Issue:
Both primary and secondary MOM EMs are accessing the APM database which is causing deadlock errors in MOM EM logs.
[ERROR] [QuartzScheduler_Worker-2] [org.quartz.core.JobRunShell] Job DEFAULT.jobDetailBean threw an unhandled Exception:
org.springframework.scheduling.quartz.JobMethodInvocationFailedException: Invocation of method 'pruneData' on target class [class com.wily.apm.model.pruning.DataPruner] failed; nested exception is org.springframework.jdbc.UncategorizedSQLException: CallableStatementCallback; uncategorized SQLException for SQL [{? = call PRUNE_APM_DATA(?, ?)}]; SQL state [72000]; error code [20999]; ORA-20999: An error - -60 Error Msg - ORA-00060: deadlock detected while waiting for resource
ORA-06512: at "APM.PRUNE_APM_DATA", line 71
Environment:
This issue occurred with APM 9.7 primary and secondary MOM EMs. This problem may also happen in APM 10.0, 10.1 and 10.2.
Cause:
Under certain conditions if observing some type of network issues accessing the EM shared resources (e.g. EM_HOME/config/internal/server/primary_em.lck and/or EM_HOME/config/internal/server/secondary_em.lck),
you can find that secondary MOM is able to acquire primary lock (primary_em.lck), and fully start.

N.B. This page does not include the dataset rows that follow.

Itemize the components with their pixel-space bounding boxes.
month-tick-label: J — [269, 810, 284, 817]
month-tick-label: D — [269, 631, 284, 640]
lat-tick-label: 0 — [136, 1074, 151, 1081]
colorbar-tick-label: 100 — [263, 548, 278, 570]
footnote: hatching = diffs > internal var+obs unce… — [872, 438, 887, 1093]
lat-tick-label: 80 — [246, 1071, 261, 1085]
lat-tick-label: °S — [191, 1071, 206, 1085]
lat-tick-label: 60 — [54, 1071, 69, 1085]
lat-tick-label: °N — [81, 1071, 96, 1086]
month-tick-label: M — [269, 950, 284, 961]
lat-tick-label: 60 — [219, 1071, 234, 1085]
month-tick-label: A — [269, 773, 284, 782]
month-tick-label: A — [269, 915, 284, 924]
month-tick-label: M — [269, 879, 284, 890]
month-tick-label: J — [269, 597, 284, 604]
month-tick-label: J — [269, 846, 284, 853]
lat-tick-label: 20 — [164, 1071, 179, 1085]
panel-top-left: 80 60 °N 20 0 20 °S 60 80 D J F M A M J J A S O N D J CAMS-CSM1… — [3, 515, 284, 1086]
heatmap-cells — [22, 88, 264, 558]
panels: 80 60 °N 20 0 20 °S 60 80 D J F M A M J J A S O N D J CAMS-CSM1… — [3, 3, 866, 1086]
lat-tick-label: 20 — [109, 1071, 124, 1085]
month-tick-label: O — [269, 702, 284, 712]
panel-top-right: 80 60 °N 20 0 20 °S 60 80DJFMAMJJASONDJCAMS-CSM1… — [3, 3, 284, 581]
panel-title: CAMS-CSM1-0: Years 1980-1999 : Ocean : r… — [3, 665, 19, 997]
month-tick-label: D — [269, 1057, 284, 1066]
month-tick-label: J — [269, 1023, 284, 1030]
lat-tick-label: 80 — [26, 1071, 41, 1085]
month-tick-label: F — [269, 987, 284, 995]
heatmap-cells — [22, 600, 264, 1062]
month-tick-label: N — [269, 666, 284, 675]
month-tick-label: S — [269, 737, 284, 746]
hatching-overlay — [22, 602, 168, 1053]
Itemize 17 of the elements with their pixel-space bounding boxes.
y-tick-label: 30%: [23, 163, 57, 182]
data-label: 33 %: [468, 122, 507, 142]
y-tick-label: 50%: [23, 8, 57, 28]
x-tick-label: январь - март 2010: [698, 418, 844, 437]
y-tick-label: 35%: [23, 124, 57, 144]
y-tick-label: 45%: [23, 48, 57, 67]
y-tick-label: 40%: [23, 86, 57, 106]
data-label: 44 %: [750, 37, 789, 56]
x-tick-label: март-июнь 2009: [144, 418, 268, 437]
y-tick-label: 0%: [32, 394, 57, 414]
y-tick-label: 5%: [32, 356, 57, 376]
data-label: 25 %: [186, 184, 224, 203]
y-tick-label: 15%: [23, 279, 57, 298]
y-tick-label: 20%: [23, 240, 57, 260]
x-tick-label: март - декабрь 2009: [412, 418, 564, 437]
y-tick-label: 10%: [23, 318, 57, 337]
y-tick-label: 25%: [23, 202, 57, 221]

During the same time you can also find that primary MOM is still up and running.
Resolution:
After seeing any type of network issues related to accessing EM shared resources, observe the output when starting the secondary MOM. The following messages will be displayed when starting the secondary MOM.
4/20/16 09:00:07.447 AM EDT [INFO] [main] [Manager] Starting Introscope Enterprise Manager...
4/20/16 09:00:07.914 AM EDT [INFO] [main] [Manager.HotFailover] The Introscope Enterprise Manager is configured as a Secondary EM
4/20/16 09:00:07.916 AM EDT [INFO] [main] [Manager.HotFailover] Acquiring primary lock...
At this point secondary MOM goes to wait mode regularly checking the access status of primary_em.lck. The primary MOM start process should not move forward until secondary MOM acquires primary_em.lck.
Note: A typical implementation of MOM failover on multiple hosts shares a single complete EM installation on a high-available (HA) Network Attached Storage (NAS) device. e.g. NFS, SMB.
It is highly recommended that EM shared resources should be high-available (HA) e.g. shared disk, EM installation location etc.